First, the abdomen touches the leg.
1, lie on your back on the exercise mat and put your hands straight at your ears; Bend your knees shoulder width and tap the exercise mat with your toes. The abdomen is pressed down and the back waist is close to the floor.
2. Exhale and abdomen, shoulder off the ground, lift to the distance between chin and chest about a fist, stretch your hands forward and touch both sides of your calf; Lift your feet until your thighs are vertical to the ground and your calves are parallel to the ground. Pause for 3-5 seconds, inhale and return to posture 1.
3. Each cycle 1-2, 10- 15 times, rest 15 seconds, and repeat for 3 rounds.
Second, turn to the side kick
1, lie on your back on the sports mat and put your hands together under your head; Kneel with your feet together, lift your thighs to the ground, and lean 45 degrees to the right.
2, exhale and abdomen, straighten the upper part of the calf, and relax the toes. Pause for 3-5 seconds, inhale and return to posture 1.
3, unilateral cycle 1-2 sequence, each side 10 times, rest 15 seconds. One round is left and right, and three rounds are repeated.
Third, kick in the air.
1, lie on your back on the sports mat and put your hands together under your head; Lift your feet until your thighs are vertical to the ground, your knees are above your pelvis and your calves are parallel to the ground.
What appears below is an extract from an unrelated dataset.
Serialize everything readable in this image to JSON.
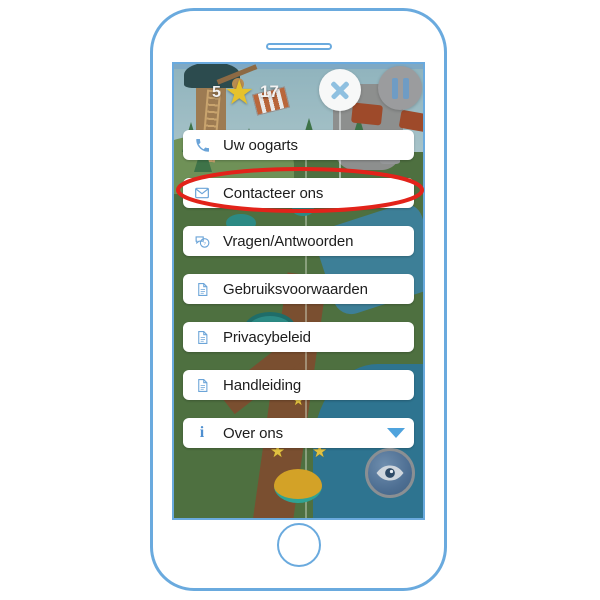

2. Exhale and abdomen, and straighten your right leg at 45 degrees perpendicular to the ground. Pause for 3-5 seconds, inhale and return to posture 1.
3. Cycle the sequence of 1-2, repeat it by changing sides, and complete it once on the left and right. Each round 10- 15 times, rest 15 seconds, repeat for 3 rounds.
The above three groups of movements cooperate with eating, so that the back will not become warped when kicking. If the lower back is uncomfortable, you can add a towel under your waist to change your movements.